Contradictions that oil the wheels of TBML
In a recent report, the Government Accountability Office (GAO) found that around 80% of international trade processed through financial institutions is performed using “open account” trade, i.e. one that is not financed by the bank. The GAO described this tactic as “one of the primary vulnerabilities of the US financial and trade systems”. The GAO goes on to describe how open account trade has inherent vulnerabilities – it uses standard anti-money laundering (AML) and sanction screening for payment processing. Suspicious Activity Reports (SARs) are required to be lodged with FinCEN as part of the process. This should, in theory, be enough to spot fraud. However, according to the GAO report, “Subject-matter experts and representatives of banks say a bank’s ability to identify indicators associated with TBML is limited for open-account transactions”. This contradiction is the pivot upon which TBML turns.
These mechanisms are recognized as weaknesses in trade processes and help drive TBML. The regulations themselves show this to be true. For example, in 2019, 1.15 million reports were submitted on money laundering; only 0.2% related to TBML – the figures do not add up, mismatching the actual figures for TBML-based fraud which currently stands at around 30% of all money laundering crimes. In terms of SARs, the lag time contradicts the ability to spot fraud on-the-fly. The recent FinCEN SAR leaks debacle demonstrates the issues with SARs.
Ill-gotten gains of TBML
The inability to spot fraud that flies under the radar of legitimate checks and measures leads to serious crimes and can ruin lives or worse. TBML laundered money leads to:
• Movement of corrupt funds: In the UK, alone, £100 billion of “dirty money” is moved each year.
• Human trafficking: At any one time there are over 40 million enslaved and 152 million in child labour around the world.

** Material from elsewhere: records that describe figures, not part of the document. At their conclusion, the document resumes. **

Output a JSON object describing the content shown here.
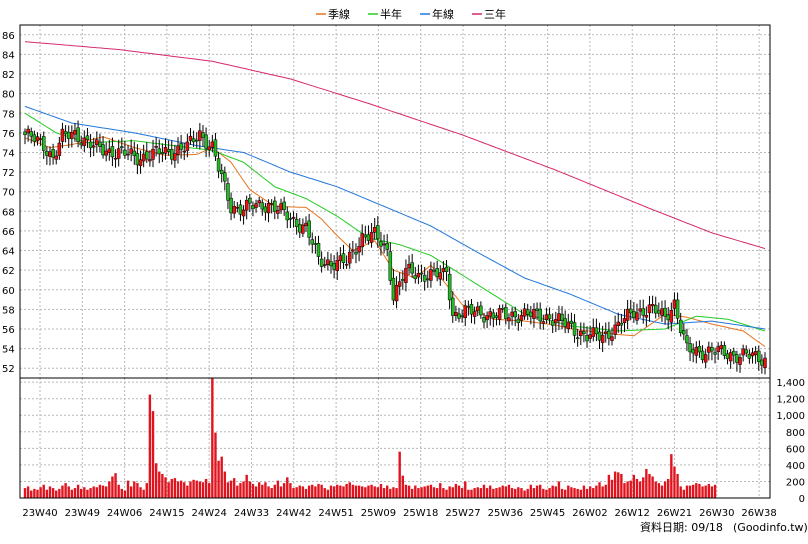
{
  "chart_data": {
    "type": "candlestick+bar",
    "legend": [
      {
        "label": "季線",
        "color": "#e8741c"
      },
      {
        "label": "半年",
        "color": "#22cc22"
      },
      {
        "label": "年線",
        "color": "#2277dd"
      },
      {
        "label": "三年",
        "color": "#d6286e"
      }
    ],
    "x_tick_labels": [
      "23W40",
      "23W49",
      "24W06",
      "24W15",
      "24W24",
      "24W33",
      "24W42",
      "24W51",
      "25W09",
      "25W18",
      "25W27",
      "25W36",
      "25W45",
      "26W02",
      "26W12",
      "26W21",
      "26W30",
      "26W38"
    ],
    "price_ylim": [
      51,
      87
    ],
    "price_ticks": [
      "52",
      "54",
      "56",
      "58",
      "60",
      "62",
      "64",
      "66",
      "68",
      "70",
      "72",
      "74",
      "76",
      "78",
      "80",
      "82",
      "84",
      "86"
    ],
    "volume_ylim": [
      0,
      1450
    ],
    "volume_ticks": [
      "0",
      "200",
      "400",
      "600",
      "800",
      "1,000",
      "1,200",
      "1,400"
    ],
    "grid": true,
    "series_lines": {
      "三年": [
        [
          0,
          85.3
        ],
        [
          30,
          84.5
        ],
        [
          60,
          83.3
        ],
        [
          85,
          81.5
        ],
        [
          110,
          79
        ],
        [
          140,
          75.8
        ],
        [
          170,
          72.2
        ],
        [
          200,
          68.3
        ],
        [
          220,
          65.8
        ],
        [
          237,
          64.2
        ]
      ],
      "年線": [
        [
          0,
          78.7
        ],
        [
          15,
          77
        ],
        [
          35,
          76
        ],
        [
          55,
          74.7
        ],
        [
          70,
          74
        ],
        [
          85,
          72
        ],
        [
          100,
          70.5
        ],
        [
          115,
          68.5
        ],
        [
          130,
          66.5
        ],
        [
          145,
          63.8
        ],
        [
          160,
          61.2
        ],
        [
          175,
          59.5
        ],
        [
          190,
          57.5
        ],
        [
          205,
          56.5
        ],
        [
          220,
          56.8
        ],
        [
          237,
          56
        ]
      ],
      "半年": [
        [
          0,
          78
        ],
        [
          10,
          76
        ],
        [
          20,
          75
        ],
        [
          35,
          75.2
        ],
        [
          50,
          74.6
        ],
        [
          60,
          74.2
        ],
        [
          70,
          73
        ],
        [
          80,
          70.5
        ],
        [
          90,
          69.3
        ],
        [
          100,
          67.5
        ],
        [
          110,
          65.3
        ],
        [
          120,
          64.6
        ],
        [
          130,
          63.5
        ],
        [
          140,
          61.5
        ],
        [
          150,
          59.5
        ],
        [
          160,
          57.5
        ],
        [
          175,
          56.3
        ],
        [
          190,
          55.8
        ],
        [
          205,
          56
        ],
        [
          215,
          57.3
        ],
        [
          225,
          57
        ],
        [
          237,
          55.8
        ]
      ],
      "季線": [
        [
          0,
          75.5
        ],
        [
          8,
          74.5
        ],
        [
          15,
          74.8
        ],
        [
          25,
          75.6
        ],
        [
          35,
          74.5
        ],
        [
          45,
          73.7
        ],
        [
          55,
          73.8
        ],
        [
          60,
          74.5
        ],
        [
          66,
          73
        ],
        [
          72,
          70.2
        ],
        [
          80,
          68.5
        ],
        [
          90,
          68.4
        ],
        [
          95,
          67.2
        ],
        [
          100,
          65.5
        ],
        [
          105,
          64
        ],
        [
          112,
          65
        ],
        [
          118,
          62
        ],
        [
          125,
          61.2
        ],
        [
          130,
          62.5
        ],
        [
          140,
          58.5
        ],
        [
          150,
          57
        ],
        [
          160,
          56.8
        ],
        [
          170,
          56.4
        ],
        [
          175,
          56
        ],
        [
          185,
          55.6
        ],
        [
          195,
          55.3
        ],
        [
          205,
          57.5
        ],
        [
          212,
          57.2
        ],
        [
          220,
          56.5
        ],
        [
          230,
          55.8
        ],
        [
          237,
          54.2
        ]
      ]
    },
    "price_waypoints": [
      [
        0,
        75.8
      ],
      [
        6,
        74.8
      ],
      [
        9,
        73.5
      ],
      [
        12,
        75.5
      ],
      [
        16,
        76
      ],
      [
        22,
        74.5
      ],
      [
        30,
        74
      ],
      [
        36,
        73.5
      ],
      [
        44,
        74
      ],
      [
        52,
        74.5
      ],
      [
        56,
        76
      ],
      [
        60,
        74.5
      ],
      [
        62,
        72.3
      ],
      [
        66,
        68.5
      ],
      [
        70,
        68.3
      ],
      [
        78,
        68.8
      ],
      [
        84,
        67.5
      ],
      [
        90,
        66.3
      ],
      [
        94,
        63
      ],
      [
        98,
        62.8
      ],
      [
        103,
        62.7
      ],
      [
        108,
        65.5
      ],
      [
        112,
        65.5
      ],
      [
        116,
        64
      ],
      [
        118,
        59.5
      ],
      [
        122,
        61.8
      ],
      [
        130,
        61.5
      ],
      [
        134,
        61.5
      ],
      [
        135,
        62
      ],
      [
        137,
        57.5
      ],
      [
        145,
        57.8
      ],
      [
        150,
        57.3
      ],
      [
        157,
        57.5
      ],
      [
        167,
        57.3
      ],
      [
        175,
        56.2
      ],
      [
        180,
        55.2
      ],
      [
        185,
        55.3
      ],
      [
        190,
        56.3
      ],
      [
        195,
        57.8
      ],
      [
        200,
        58
      ],
      [
        205,
        57.3
      ],
      [
        208,
        58.7
      ],
      [
        210,
        56
      ],
      [
        212,
        53.8
      ],
      [
        220,
        53.7
      ],
      [
        237,
        53
      ]
    ],
    "volume_bars": [
      120,
      140,
      90,
      110,
      100,
      130,
      160,
      100,
      140,
      120,
      90,
      110,
      150,
      180,
      140,
      100,
      120,
      160,
      110,
      130,
      100,
      120,
      140,
      130,
      160,
      150,
      140,
      200,
      260,
      300,
      160,
      110,
      90,
      210,
      140,
      200,
      180,
      130,
      100,
      180,
      1250,
      1050,
      420,
      320,
      290,
      250,
      190,
      230,
      240,
      200,
      210,
      190,
      150,
      200,
      220,
      210,
      200,
      190,
      230,
      180,
      1450,
      790,
      450,
      500,
      320,
      190,
      210,
      240,
      150,
      180,
      200,
      280,
      200,
      170,
      140,
      190,
      160,
      190,
      140,
      120,
      160,
      210,
      140,
      180,
      250,
      180,
      120,
      130,
      150,
      140,
      110,
      150,
      160,
      140,
      170,
      160,
      120,
      100,
      150,
      140,
      160,
      150,
      140,
      170,
      190,
      160,
      150,
      150,
      140,
      130,
      150,
      160,
      140,
      130,
      170,
      120,
      150,
      110,
      130,
      120,
      560,
      270,
      160,
      150,
      110,
      150,
      120,
      130,
      140,
      150,
      160,
      130,
      120,
      180,
      120,
      100,
      140,
      130,
      170,
      150,
      120,
      200,
      100,
      100,
      120,
      130,
      120,
      160,
      120,
      150,
      110,
      120,
      130,
      150,
      140,
      160,
      120,
      110,
      130,
      120,
      90,
      110,
      160,
      120,
      150,
      160,
      110,
      100,
      120,
      150,
      140,
      200,
      110,
      100,
      150,
      130,
      120,
      110,
      100,
      150,
      110,
      140,
      120,
      150,
      190,
      140,
      160,
      280,
      220,
      320,
      310,
      290,
      180,
      200,
      210,
      280,
      230,
      200,
      250,
      350,
      290,
      260,
      200,
      180,
      150,
      200,
      230,
      530,
      380,
      290,
      140,
      100,
      150,
      150,
      160,
      180,
      170,
      140,
      150,
      170,
      140,
      160
    ]
  },
  "footer": {
    "date_text": "資料日期: 09/18",
    "source_text": "(Goodinfo.tw)"
  }
}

• Tax evasion: The global estimate of capital income tax evasion is around $189 billion per year – TBML may be used to help in avoiding sanction lists.
• Evasion of currency restrictions: FinCEN is aware of the use of TBML methods to evade current restrictions. FinCEN released an advisory on TBML activity involving “funnel accounts”. These are accounts where an individual or business account in one jurisdiction receives multiple cash deposits. These deposits are usually under the reporting threshold to avoid suspicion. The funds are then quickly withdrawn via a different location.
• Evasion of import duties on luxury goods: Similar to tax evasion, but luxury goods, such as watches and cars, are often also part of over or under-invoicing scams.
Hiding in plain sight
US Customs and Border Protection (CBP) recorded that on a typical day in 2019, around 79,000 containers and $7.3 billion worth of goods entered the US through ports of entry. This massive movement of traded goods offers fraudsters enormous opportunities to hide in plain sight. TBML is successful because it uses the very structures that have been put in place to prevent fraud: documentation, customer/invoicing processes, and open trade accounts are all twisted by fraudsters to hide or obfuscate the illegitimate movement of money. When trading partners transact, they do so without bank intervention – the trade flowing outside the normal confines of the payment system. It is this divergence of systems and processes that allows fraudsters to find a chink in the financial insitutions armour. The AML process needed to tease out the complex nature of TBML requires a smarter approach.